I have inserted xml into SQL Server 2005 through rich text field successfully, now what I want to do is retrieve the xml from the DB but values separately and schema seperate... how can i do that in my existing code??

public void setData()
{
   dc.ID = textBox1.Text;
   dc.Name = richTextBox1.Text;
}

private void button1_Click(object sender, EventArgs e)
{
    setData();

    int flag = db.InsertData("insert into xmlTB values('" + dc.ID + "','" + dc.Name + "')");
    if (flag > 0)
       MessageBox.Show("Record Added");
    else
       MessageBox.Show("Not Added");

    try
    {
    }
    catch (Exception ex) 
    {
        MessageBox.Show(ex.Message);
    }
}

where the remain code of insertion is in a separate class:

public SqlConnection conn = new SqlConnection("Data Source=SERVER1\\SQLEXPRESS;Initial Catalog=xml;Integrated Security=True;Pooling=False");

public int flag = 0;
public SqlDataReader sdr = null;
public DBConnection() { } // constructor

public int InsertData(string qry)
{
     try
     {
          conn.Open();
          SqlCommand cmd = new SqlCommand(qry, conn);
          flag = cmd.ExecuteNonQuery();
          conn.Close();
          return flag;
      }
      catch (Exception)
      {
          return flag;
      }
 }

thanks a lot

Answer 1

Several things you should definitely start using:

• use parametrized queries for inserting values into your tables
• use a specific list of columns in your INSERT statement - otherwise, next time that table changes, your INSERT will fail

The way you do it today is both fragile / brittle and will break when your table changes, plus the concatenating together of your SQL command is a great opportunity for SQL injection attacks.
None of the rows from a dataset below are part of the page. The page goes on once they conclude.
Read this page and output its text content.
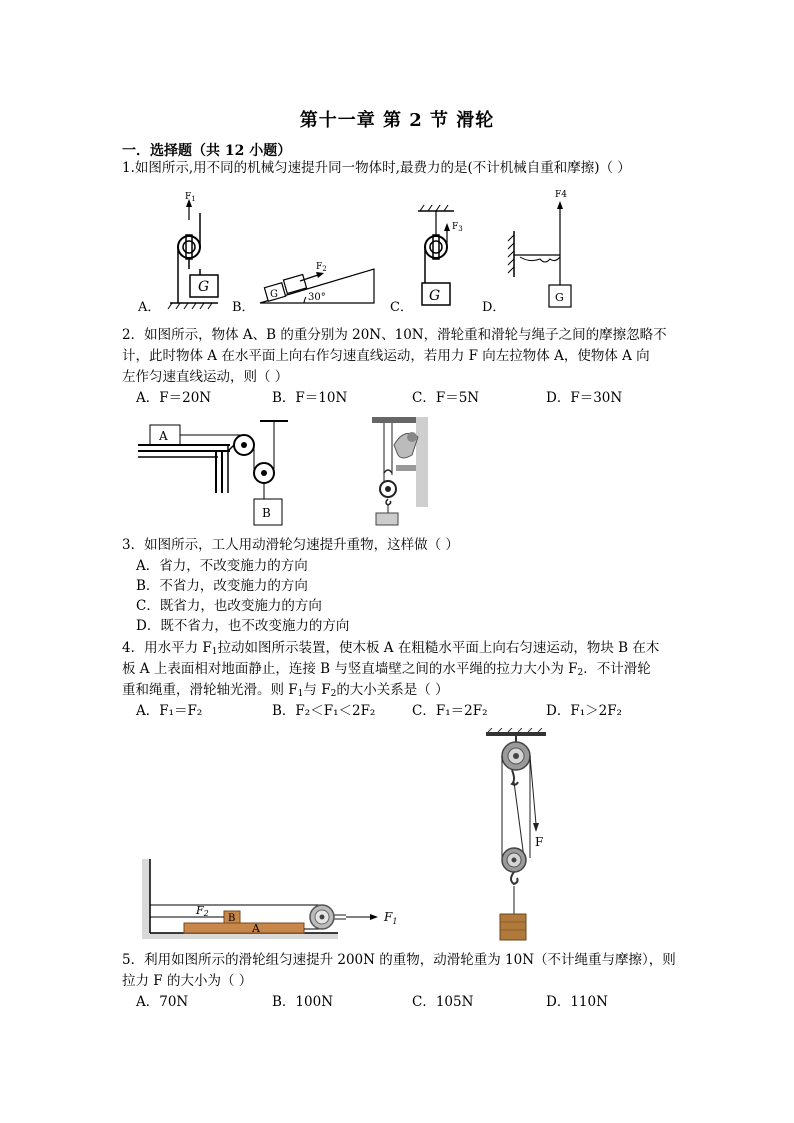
第十一章 第 2 节 滑轮
一．选择题（共 12 小题）
1.如图所示,用不同的机械匀速提升同一物体时,最费力的是(不计机械自重和摩擦)（ ）
A．
$F_1$
G
B．
G
$F_2$
30°
C．
$F_3$
G
D．
F4
G
2．如图所示，物体 A、B 的重分别为 20N、10N，滑轮重和滑轮与绳子之间的摩擦忽略不
计，此时物体 A 在水平面上向右作匀速直线运动，若用力 F 向左拉物体 A，使物体 A 向
左作匀速直线运动，则（ ）
A．F＝20N	B．F＝10N	C．F＝5N	D．F＝30N
A
B
3．如图所示，工人用动滑轮匀速提升重物，这样做（ ）
A．省力，不改变施力的方向
B．不省力，改变施力的方向
C．既省力，也改变施力的方向
D．既不省力，也不改变施力的方向
4．用水平力 $F_1$拉动如图所示装置，使木板 A 在粗糙水平面上向右匀速运动，物块 B 在木
板 A 上表面相对地面静止，连接 B 与竖直墙壁之间的水平绳的拉力大小为 $F_2$．不计滑轮
重和绳重，滑轮轴光滑。则 $F_1$与 $F_2$的大小关系是（ ）
A．F₁＝F₂	B．F₂＜F₁＜2F₂	C．F₁＝2F₂	D．F₁＞2F₂
A
B
F2	$F_1$
F
5．利用如图所示的滑轮组匀速提升 200N 的重物，动滑轮重为 10N（不计绳重与摩擦），则
拉力 F 的大小为（ ）
A．70N	B．100N	C．105N	D．110N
Just don't do it that way!

So your first method should look something like this:

private void button1_Click(object sender, EventArgs e)
{
    setData();

    string query = "INSERT INTO dbo.xmlTB(ID, Name) VALUES(@ID, @Name)";

    int flag = db.InsertData(query, ...(somehow pass in the parameters!.....);
    ......    
}

Secondly, your second method should

• use the using(....) { ... } constructs to protect and dispose your SqlConnection and SqlCommand object instances
• do retrieve the XML from the database, use a simple SELECT query and call either ExecuteReader or ExecuteScalar on your SqlCommand object.

Something like this:

public string ReadXmlData(int ID)
{
   string query = "SELECT XmlContent FROM dbo.xmlTB WHERE ID = @ID";
   string connectionString = "Data Source=SERVER1\\SQLEXPRESS;Initial Catalog=xml;Integrated Security=True;Pooling=False";

   using(SqlConnection conn = new SqlConnection(connectionString))
   using(SqlCommand cmd = new SqlCommand(query, conn))
   {
      cmd.Parameters.Add("@ID", SqlDbType.Int);
      cmd.Parameters["@ID"].Value = ID;

      conn.Open();
      string xmlContents = cmd.ExecuteScalar().ToString();
      conn.Close();

      return xmlContents;
   }
   catch (Exception)
   {
       return flag;
   }
}

Answer 2

The question appears vague but: After record added, call another method called say "GetData" (you'll need to write this). This method might use cmd.ExecuteReader() to call the db. Ensure that your select statement in your query has "FOR XML" at the end of the table name.